At home, there are a million things clamoring for my attention. Okay, maybe not a million, but I can certainly find plenty of things to do when the writing isn't flowing. Even when I'm determined to focus on my writing, clutter and household chores send little jabs of guilt my way, distracting me from the task at hand, interfering with the writing and kicking the distractibility cycle into gear.
Going to Starbucks is like going to the office. There are rules. They're self-imposed, but when I physically leave the house in order to write, I feel obligated to follow them and just write. No Facebook or Words With Friends until the job is done. These things are "breaks," allowed only when I've reached a certain productivity point. Ditto emails, and as for phone calls, the hubbub around me rules out all but the most necessary: work-related and calls from home.

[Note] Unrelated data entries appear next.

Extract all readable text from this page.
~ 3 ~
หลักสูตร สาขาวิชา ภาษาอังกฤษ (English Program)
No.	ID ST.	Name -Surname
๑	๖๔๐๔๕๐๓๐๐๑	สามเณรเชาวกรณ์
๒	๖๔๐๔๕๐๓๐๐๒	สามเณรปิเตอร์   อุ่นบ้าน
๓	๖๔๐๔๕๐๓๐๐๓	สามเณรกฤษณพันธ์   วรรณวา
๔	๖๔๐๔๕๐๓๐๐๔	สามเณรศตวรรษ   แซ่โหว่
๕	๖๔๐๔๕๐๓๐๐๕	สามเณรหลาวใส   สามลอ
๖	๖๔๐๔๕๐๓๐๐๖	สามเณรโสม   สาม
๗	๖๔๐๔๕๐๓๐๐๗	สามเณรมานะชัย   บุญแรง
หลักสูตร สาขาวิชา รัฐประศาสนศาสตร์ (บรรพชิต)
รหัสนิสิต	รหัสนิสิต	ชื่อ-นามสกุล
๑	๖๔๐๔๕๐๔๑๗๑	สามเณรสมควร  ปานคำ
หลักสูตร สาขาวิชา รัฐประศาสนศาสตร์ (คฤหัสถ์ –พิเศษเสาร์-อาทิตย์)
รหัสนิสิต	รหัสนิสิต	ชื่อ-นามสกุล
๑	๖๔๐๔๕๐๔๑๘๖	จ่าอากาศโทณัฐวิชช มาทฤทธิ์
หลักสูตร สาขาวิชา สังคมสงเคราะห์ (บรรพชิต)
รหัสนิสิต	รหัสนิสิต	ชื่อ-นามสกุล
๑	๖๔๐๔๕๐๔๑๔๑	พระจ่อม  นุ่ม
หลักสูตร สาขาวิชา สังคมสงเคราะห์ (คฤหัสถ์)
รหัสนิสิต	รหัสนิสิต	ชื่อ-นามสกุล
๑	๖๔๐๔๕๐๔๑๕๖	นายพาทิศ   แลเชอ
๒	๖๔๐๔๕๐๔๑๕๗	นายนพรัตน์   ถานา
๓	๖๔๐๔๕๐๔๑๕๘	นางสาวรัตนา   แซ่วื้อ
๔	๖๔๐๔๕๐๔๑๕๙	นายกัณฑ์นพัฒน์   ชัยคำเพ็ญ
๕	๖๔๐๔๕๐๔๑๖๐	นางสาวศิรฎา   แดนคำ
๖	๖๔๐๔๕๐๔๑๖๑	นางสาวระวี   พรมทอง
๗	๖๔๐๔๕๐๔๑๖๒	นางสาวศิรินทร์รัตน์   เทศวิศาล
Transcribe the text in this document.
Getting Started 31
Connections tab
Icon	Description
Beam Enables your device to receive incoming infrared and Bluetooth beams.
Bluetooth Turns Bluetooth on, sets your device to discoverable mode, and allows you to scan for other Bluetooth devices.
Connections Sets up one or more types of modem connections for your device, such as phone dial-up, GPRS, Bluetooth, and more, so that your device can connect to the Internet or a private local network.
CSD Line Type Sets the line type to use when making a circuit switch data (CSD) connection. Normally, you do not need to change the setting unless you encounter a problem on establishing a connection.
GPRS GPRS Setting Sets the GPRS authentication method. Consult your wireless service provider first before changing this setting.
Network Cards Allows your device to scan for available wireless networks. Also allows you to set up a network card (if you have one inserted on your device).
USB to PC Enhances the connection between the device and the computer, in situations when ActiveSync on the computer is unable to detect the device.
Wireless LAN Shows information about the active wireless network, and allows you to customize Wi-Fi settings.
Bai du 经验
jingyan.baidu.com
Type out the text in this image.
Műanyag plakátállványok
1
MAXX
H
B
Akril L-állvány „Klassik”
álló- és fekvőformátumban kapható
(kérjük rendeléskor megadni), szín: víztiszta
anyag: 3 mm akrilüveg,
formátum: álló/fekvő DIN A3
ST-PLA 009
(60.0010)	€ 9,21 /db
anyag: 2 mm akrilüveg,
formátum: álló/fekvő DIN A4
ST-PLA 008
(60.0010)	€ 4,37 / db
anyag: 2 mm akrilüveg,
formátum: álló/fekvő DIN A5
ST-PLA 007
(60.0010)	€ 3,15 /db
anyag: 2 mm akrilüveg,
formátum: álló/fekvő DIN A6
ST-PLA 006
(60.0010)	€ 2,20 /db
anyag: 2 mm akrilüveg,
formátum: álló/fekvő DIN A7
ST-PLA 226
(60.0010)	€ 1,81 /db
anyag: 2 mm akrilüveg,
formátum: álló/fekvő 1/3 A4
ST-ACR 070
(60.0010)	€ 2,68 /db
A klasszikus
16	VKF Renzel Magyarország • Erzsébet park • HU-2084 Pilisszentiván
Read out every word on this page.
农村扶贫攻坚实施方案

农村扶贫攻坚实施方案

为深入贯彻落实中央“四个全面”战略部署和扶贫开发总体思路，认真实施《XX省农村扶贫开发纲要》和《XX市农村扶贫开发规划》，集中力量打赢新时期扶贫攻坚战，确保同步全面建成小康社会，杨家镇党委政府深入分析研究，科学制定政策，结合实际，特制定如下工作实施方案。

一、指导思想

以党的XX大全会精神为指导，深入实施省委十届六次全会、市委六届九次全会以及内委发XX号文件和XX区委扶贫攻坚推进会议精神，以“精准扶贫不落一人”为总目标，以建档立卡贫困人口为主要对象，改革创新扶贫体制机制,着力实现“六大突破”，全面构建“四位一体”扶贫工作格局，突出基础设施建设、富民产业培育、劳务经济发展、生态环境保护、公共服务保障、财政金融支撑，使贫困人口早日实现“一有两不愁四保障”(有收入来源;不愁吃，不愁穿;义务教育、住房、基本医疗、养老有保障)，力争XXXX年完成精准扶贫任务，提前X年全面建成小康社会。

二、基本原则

It's odd, actually, that someone who needs quiet to write at home can function in the constant undercurrent of noise that is the atmosphere at Starbucks, but since none of the noise is directed at me personally, I have learned to tune it out. And, if the lyrics to the music from the sound system begin to integrate themselves into my brain waves, I can always pull out my earbuds and change the tune, or simply block it out.
But mostly, the writing comes when I'm at Starbucks simply out of habit. I've been doing this long enough that I have almost a Pavlovian reaction. Order drink, sit down, open laptop and write. Repeat as necessary.
Now if you'll excuse me, I have an ebook to write.